There were both volumetric and functional differences in the right insula in TTS patients during the acute phase. Our study confirms previously found reduced GM volume in the amygdala and the right insular cortex [11], as well as volumetric changes in the right paracingulate cortex. These regions form the central autonomic network (CAN) which regulates the cardiovascular system [4]. In particular, the right insular cortex is linked to the amygdala and plays an important role in the autonomic control of cardiac activity, and was previously linked to cardiac arrhythmias and TTS [21,22,23]. Right insular strokes often lead to a cardiac autonomic derangement, complex arrhythmias [21] and peculiar electrocardiographic changes [23] which are also found in TTS [24]. Insular damage was one of the predominant features in stroke patients who suffered from concomitant TTS [22]. In fact, involvement of the insular cortex during stroke results in autonomic dysregulation and adverse cardiac outcomes [25].

Interestingly, we found lower connectivity of the right insular cortex, whose functional changes were previously suggested in task-fMRI study, where differences in the pattern of activation of the insular cortex, amygdala and the right hippocampus were noted in TTS patients compared to controls [8]. Previous functional connectivity studies in the chronic phase of TTS (months to years after the acute event) found significant decreases [10] as well as increases [22] in a network that involved the left anterior insula. Our findings, however, suggest a damage to the right insula causing variations to the resting-state functional connectivity.

As generally shown for anxiety-related disorders, the insular–amygdala connectivity may additionally play an important role in TTS, which finally leads to sympathetic hyperactivity and baroreflex impairment [26, 27, 28]. Although we have not found differences in connectivity to amygdala, insular subdivisions (i.e. dorsal anterior, ventral anterior, posterior) are further connected with different functional networks (e.g. executive control, somatomotor and default mode network) [29], and a damage to this region can have wider effects on network communication. In fact, our connectivity analyses revealed that part of the insular cortex (Rolandic operculum) had lower connectivity with the default mode network (i.e. the right precuneus), which further had lower connectivity with temporal pole in TTS patients compared to controls.

Apart from the right insular cortex, frontal brain regions may play a key role in TTS as well. We found volumetric differences in TTS patients in the right middle frontal gyrus compared to controls.
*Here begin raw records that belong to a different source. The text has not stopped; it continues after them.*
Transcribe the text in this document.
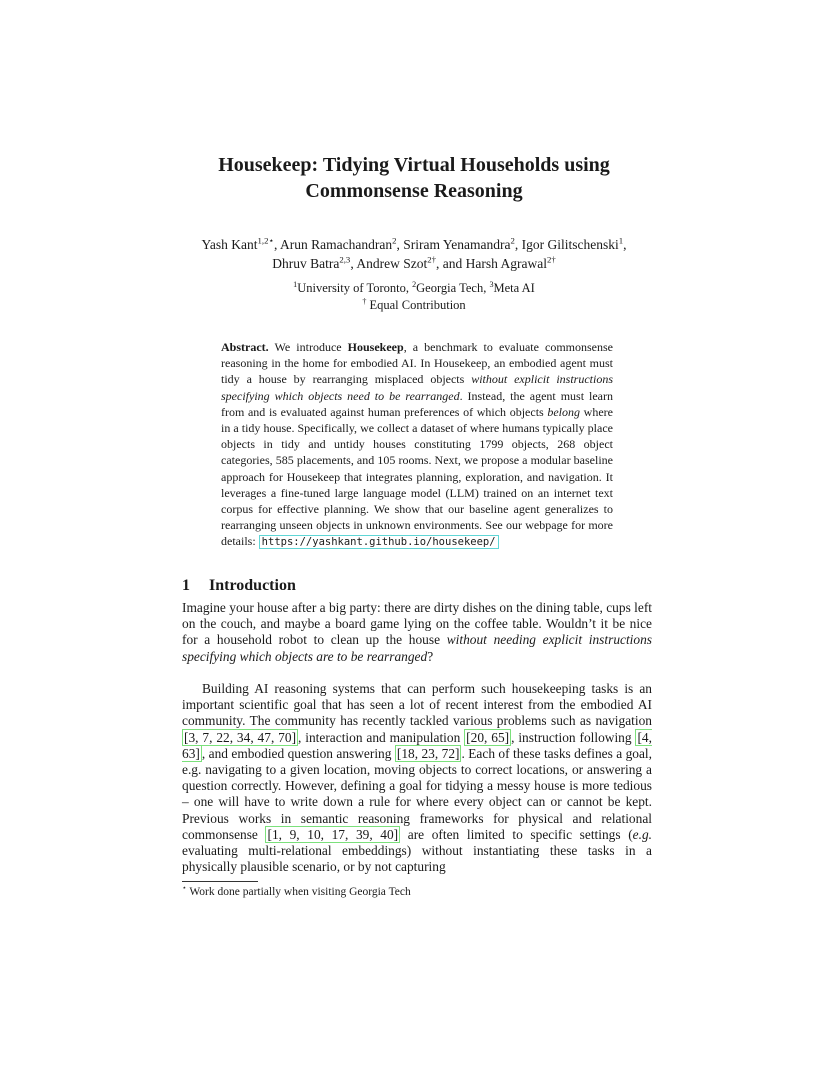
Housekeep: Tidying Virtual Households using
Commonsense Reasoning
Yash Kant$^{1,2⋆}$, Arun Ramachandran$^2$, Sriram Yenamandra$^2$, Igor Gilitschenski$^1$,
Dhruv Batra$^{2,3}$, Andrew Szot$^{2\dagger}$, and Harsh Agrawal$^{2\dagger}$
$^1$University of Toronto, $^2$Georgia Tech, $^3$Meta AI
† Equal Contribution
Abstract. We introduce Housekeep, a benchmark to evaluate commonsense reasoning in the home for embodied AI. In Housekeep, an embodied agent must tidy a house by rearranging misplaced objects without explicit instructions specifying which objects need to be rearranged. Instead, the agent must learn from and is evaluated against human preferences of which objects belong where in a tidy house. Specifically, we collect a dataset of where humans typically place objects in tidy and untidy houses constituting 1799 objects, 268 object categories, 585 placements, and 105 rooms. Next, we propose a modular baseline approach for Housekeep that integrates planning, exploration, and navigation. It leverages a fine-tuned large language model (LLM) trained on an internet text corpus for effective planning. We show that our baseline agent generalizes to rearranging unseen objects in unknown environments. See our webpage for more details: https://yashkant.github.io/housekeep/
1 Introduction
Imagine your house after a big party: there are dirty dishes on the dining table, cups left on the couch, and maybe a board game lying on the coffee table. Wouldn’t it be nice for a household robot to clean up the house without needing explicit instructions specifying which objects are to be rearranged?
Building AI reasoning systems that can perform such housekeeping tasks is an important scientific goal that has seen a lot of recent interest from the embodied AI community. The community has recently tackled various problems such as navigation [3, 7, 22, 34, 47, 70] , interaction and manipulation [20, 65] , instruction following [4, 63] , and embodied question answering [18, 23, 72] . Each of these tasks defines a goal, e.g. navigating to a given location, moving objects to correct locations, or answering a question correctly. However, defining a goal for tidying a messy house is more tedious – one will have to write down a rule for where every object can or cannot be kept. Previous works in semantic reasoning frameworks for physical and relational commonsense [1, 9, 10, 17, 39, 40] are often limited to specific settings (e.g. evaluating multi-relational embeddings) without instantiating these tasks in a physically plausible scenario, or by not capturing
⋆ Work done partially when visiting Georgia Tech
The frontal cortex is critically involved in the control of fear, aggression, mating behaviour and other aspects of emotional processing via connections to the amygdala and other limbic structures [30,31,32,33]. Our results are in line with a SPECT study that showed significantly decreased cerebral blood flow in the prefrontal cortex in the acute phase of TTS [7].
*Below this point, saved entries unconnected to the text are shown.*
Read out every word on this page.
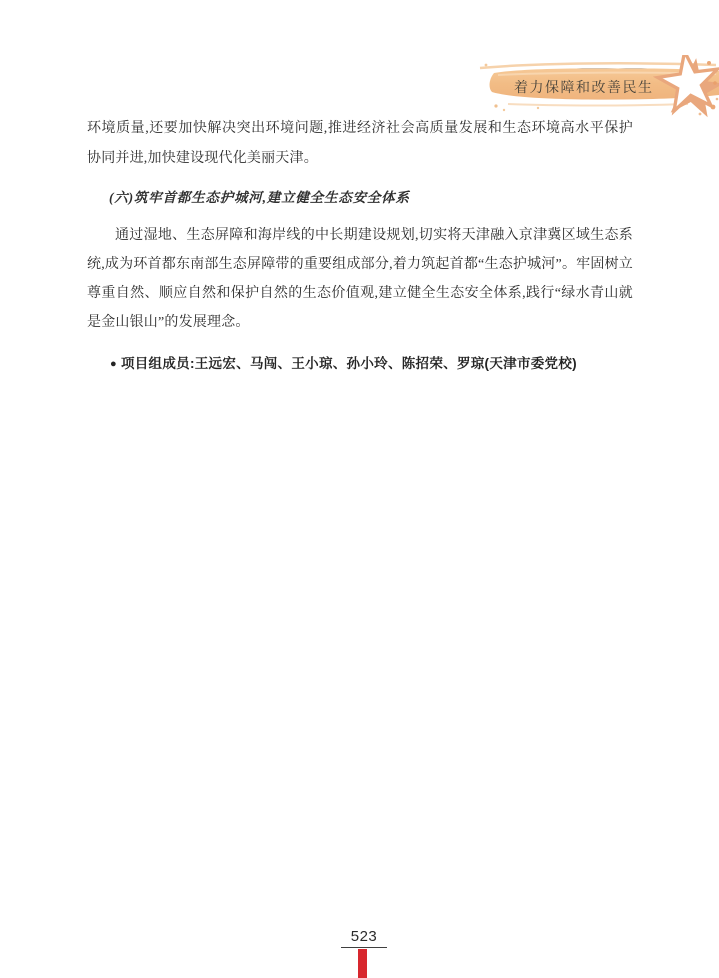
着力保障和改善民生

环境质量,还要加快解决突出环境问题,推进经济社会高质量发展和生态环境高水平保护协同并进,加快建设现代化美丽天津。

(六)筑牢首都生态护城河,建立健全生态安全体系

通过湿地、生态屏障和海岸线的中长期建设规划,切实将天津融入京津冀区域生态系统,成为环首都东南部生态屏障带的重要组成部分,着力筑起首都“生态护城河”。牢固树立尊重自然、顺应自然和保护自然的生态价值观,建立健全生态安全体系,践行“绿水青山就是金山银山”的发展理念。

● 项目组成员:王远宏、马闯、王小琼、孙小玲、陈招荣、罗琼(天津市委党校)

523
Furthermore, the lower functional connectivity in TTS patients in temporal regions was previously noted also in the chronic phase, where decrease in functional [10] and structural [11] connectivity was found in a network that involved these regions as part of the parasympathetic network, as well as decrease in cingulate as part of the sympathetic and limbic networks.
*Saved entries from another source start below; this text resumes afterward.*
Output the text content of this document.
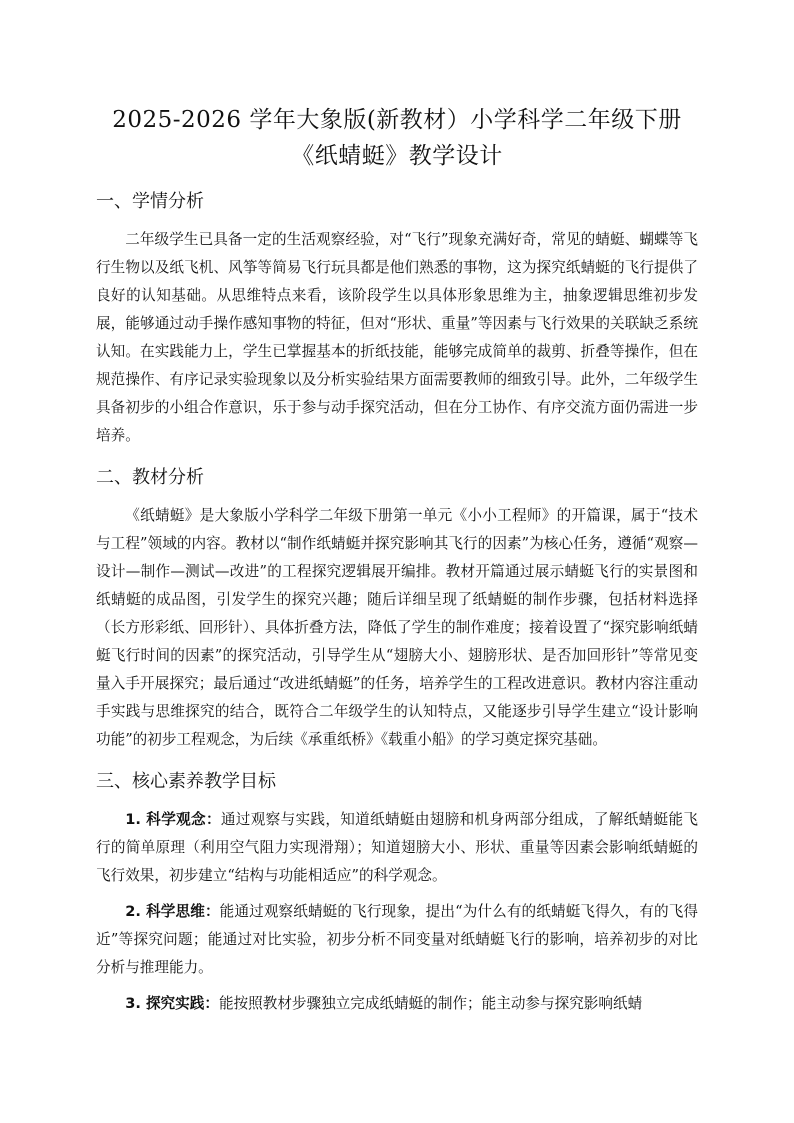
2025-2026 学年大象版(新教材）小学科学二年级下册《纸蜻蜓》教学设计
一、学情分析

二年级学生已具备一定的生活观察经验，对“飞行”现象充满好奇，常见的蜻蜓、蝴蝶等飞行生物以及纸飞机、风筝等简易飞行玩具都是他们熟悉的事物，这为探究纸蜻蜓的飞行提供了良好的认知基础。从思维特点来看，该阶段学生以具体形象思维为主，抽象逻辑思维初步发展，能够通过动手操作感知事物的特征，但对“形状、重量”等因素与飞行效果的关联缺乏系统认知。在实践能力上，学生已掌握基本的折纸技能，能够完成简单的裁剪、折叠等操作，但在规范操作、有序记录实验现象以及分析实验结果方面需要教师的细致引导。此外，二年级学生具备初步的小组合作意识，乐于参与动手探究活动，但在分工协作、有序交流方面仍需进一步培养。

二、教材分析

《纸蜻蜓》是大象版小学科学二年级下册第一单元《小小工程师》的开篇课，属于“技术与工程”领域的内容。教材以“制作纸蜻蜓并探究影响其飞行的因素”为核心任务，遵循“观察—设计—制作—测试—改进”的工程探究逻辑展开编排。教材开篇通过展示蜻蜓飞行的实景图和纸蜻蜓的成品图，引发学生的探究兴趣；随后详细呈现了纸蜻蜓的制作步骤，包括材料选择（长方形彩纸、回形针）、具体折叠方法，降低了学生的制作难度；接着设置了“探究影响纸蜻蜓飞行时间的因素”的探究活动，引导学生从“翅膀大小、翅膀形状、是否加回形针”等常见变量入手开展探究；最后通过“改进纸蜻蜓”的任务，培养学生的工程改进意识。教材内容注重动手实践与思维探究的结合，既符合二年级学生的认知特点，又能逐步引导学生建立“设计影响功能”的初步工程观念，为后续《承重纸桥》《载重小船》的学习奠定探究基础。

三、核心素养教学目标

1. 科学观念：通过观察与实践，知道纸蜻蜓由翅膀和机身两部分组成，了解纸蜻蜓能飞行的简单原理（利用空气阻力实现滑翔）；知道翅膀大小、形状、重量等因素会影响纸蜻蜓的飞行效果，初步建立“结构与功能相适应”的科学观念。

2. 科学思维：能通过观察纸蜻蜓的飞行现象，提出“为什么有的纸蜻蜓飞得久，有的飞得近”等探究问题；能通过对比实验，初步分析不同变量对纸蜻蜓飞行的影响，培养初步的对比分析与推理能力。

3. 探究实践：能按照教材步骤独立完成纸蜻蜓的制作；能主动参与探究影响纸蜻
In conclusion, our findings support the concept that neurological and/or psychiatric disorders are extremely common in TTS patients, as originally described in a landmark publication of Templin and co-workers from the InterTAK Registry [2]. Anatomical changes in the right insula, paracingulate cortex and amygdala influence the cardiovascular system, and there are functional disruptions of the right insula in the acute phase of TTS. Therefore, brain areas associated with sympathetic autonomic tone seem to be involved in the pathogenesis of TTS. Neurological diseases involving the insular cortex should prompt physicians to screen for TTS and/or consider continuous cardiac monitoring in the early phase of clinical presentation.